Wahrhaftig und traurig zugleich

Das erfolgreichste Werk von Heinrich Mann ist "Der Untertan", eine beißende Satire auf den Wilhelminismus, an welchem er zwischen 1906 und 1914 arbeitet. Sein weltbekannter „Roman des Bürgertums“ erscheint 1918, dessen Vorabdruck in einer Zeitschrift ist 1914 bei Kriegsausbruch abgebrochen worden. Nach Kriegsende wird das Buch zum Bestseller, in Deutschland fast hunderttausendmal verkauft, 1931  mit den nahezu vergessenen Romanen „Die Armen“(1917), „Der Kopf“ (1925) zur Trilogie  „Das  Kaiserreich“ zusammengefasst.

Der Roman erzählt den Aufstieg Diederich Heßling, Sohn eines kleinen Fabrikanten im fiktiven Städtchen Netzig. Als  Kind ängstlich und träumerisch, früh fasziniert von Unterwerfung und Autorität. „Am Geburtstag des Ordinarius bekränzte man Katheder und Tafel. Diederich umwand sogar den Rohrstock.“ Sadistische Freude empfindet er am Quälen eines jüdischen Mitschülers. Geschildert werden die  Sozialisationsinstanzen Familie, Schule, Militär, Universität,  alle funktionierend nach dem Prinzip Kasernenhofdrill, um schließlich den perfekten „Untertan“, die Figur des Diederich Heßling repräsentiert diesen Typus, zu erschaffen: „nach oben buckelnd“ – „nach unten tretend“.

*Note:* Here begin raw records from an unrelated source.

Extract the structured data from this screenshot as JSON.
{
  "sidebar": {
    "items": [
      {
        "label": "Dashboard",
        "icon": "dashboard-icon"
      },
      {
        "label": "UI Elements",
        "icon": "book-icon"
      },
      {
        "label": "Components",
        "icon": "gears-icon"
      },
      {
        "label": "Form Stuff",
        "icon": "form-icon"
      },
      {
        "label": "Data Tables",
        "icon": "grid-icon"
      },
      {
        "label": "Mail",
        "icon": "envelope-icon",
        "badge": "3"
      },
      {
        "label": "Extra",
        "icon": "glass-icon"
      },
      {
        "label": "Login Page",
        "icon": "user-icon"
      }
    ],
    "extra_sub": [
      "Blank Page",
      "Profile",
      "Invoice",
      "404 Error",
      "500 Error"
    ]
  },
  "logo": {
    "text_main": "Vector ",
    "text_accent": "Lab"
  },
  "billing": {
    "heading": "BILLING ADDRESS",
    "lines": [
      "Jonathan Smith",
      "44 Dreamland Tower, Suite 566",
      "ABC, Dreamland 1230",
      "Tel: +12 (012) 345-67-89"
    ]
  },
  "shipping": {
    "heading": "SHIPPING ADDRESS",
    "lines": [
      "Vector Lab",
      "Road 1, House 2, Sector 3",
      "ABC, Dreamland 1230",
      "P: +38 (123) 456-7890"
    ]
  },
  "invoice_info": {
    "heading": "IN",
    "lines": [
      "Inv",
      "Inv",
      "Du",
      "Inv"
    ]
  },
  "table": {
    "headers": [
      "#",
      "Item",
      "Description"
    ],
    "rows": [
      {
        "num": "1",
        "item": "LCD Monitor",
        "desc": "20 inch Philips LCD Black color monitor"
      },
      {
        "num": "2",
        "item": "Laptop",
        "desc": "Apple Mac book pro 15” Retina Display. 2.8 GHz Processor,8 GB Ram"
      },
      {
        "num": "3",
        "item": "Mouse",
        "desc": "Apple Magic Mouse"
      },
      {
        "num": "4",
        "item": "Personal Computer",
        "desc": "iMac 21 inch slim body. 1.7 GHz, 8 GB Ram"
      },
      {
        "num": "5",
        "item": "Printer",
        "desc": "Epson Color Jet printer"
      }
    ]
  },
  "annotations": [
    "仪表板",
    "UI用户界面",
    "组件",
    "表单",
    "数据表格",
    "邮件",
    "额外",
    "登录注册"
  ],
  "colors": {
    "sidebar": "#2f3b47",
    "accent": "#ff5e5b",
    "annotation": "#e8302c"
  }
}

Ein intriganter Opportunist ist Diederich Heßling, dem es in erster Linie um seine Vorteile geht, ein Hurrapatriot des Kaisers Wilhelm II., den er im gesamten Gebaren nachahmt. Zurück in der Heimatstadt aus Berlin nach dem Studium heiratet er die dralle Guste Daimchen, eine reiche Erbin, mit deren Vermögen er das das väterliche Geschäft ausbauen kann. Diederich Heßling kämpft wider die „Schlammflut der Demokratie“, schart die „Nationalgesinnten“ um sich, intrigiert zusammen mit „seinem“  Sozialdemokraten Napoleon Fischer im Stadtrat gegen die Liberalen, um sie kaltzustellen. Immer im Bemühen jedoch, geschäftlich wie gesellschaftlich aufzusteigen. Von Diederich verachtet wird der alte Buck, der Wohltäter von Netzig, Vertreter der Ideale von 1848,  der für ein aufgeklärtes „Deutschland der Dichter und Denker“ steht.

 

"Das traurigste Buch meines Lebens"

 

Über die eigene Familie regiert Diederich als Despot. Am Ende der Hierarchie: Vater, Mutter, Kinder steht der Familienteckel, der von den Kindern malträtiert wird. Des Nachts lebt Diederich mit Guste seine geheimen Wünsche aus: „Indes sie in fesselloser Weise mit den Hüften schaukelte, begann sie ihrerseits heftig zu blitzen, und den wurstförmigen Finger gebieterisch gegen den Boden gestreckt, zischte sie: ‚Auf die Knie, elender Schklafe!‘ Und Diederich tat, was sie heischte! … „Regelmäßig nach solchen nächtlichen Phantasien ließ er sich am Morgen das Wirtschaftsbuch vorlegen, und wehe, wenn Gustes Rechnung nicht glatt aufging.“ Ungezügelt geht es im vordergründig prüden Netzig zu. Nicht  nur bei den Heßlings. Urkomische Szenen finden sich im Roman.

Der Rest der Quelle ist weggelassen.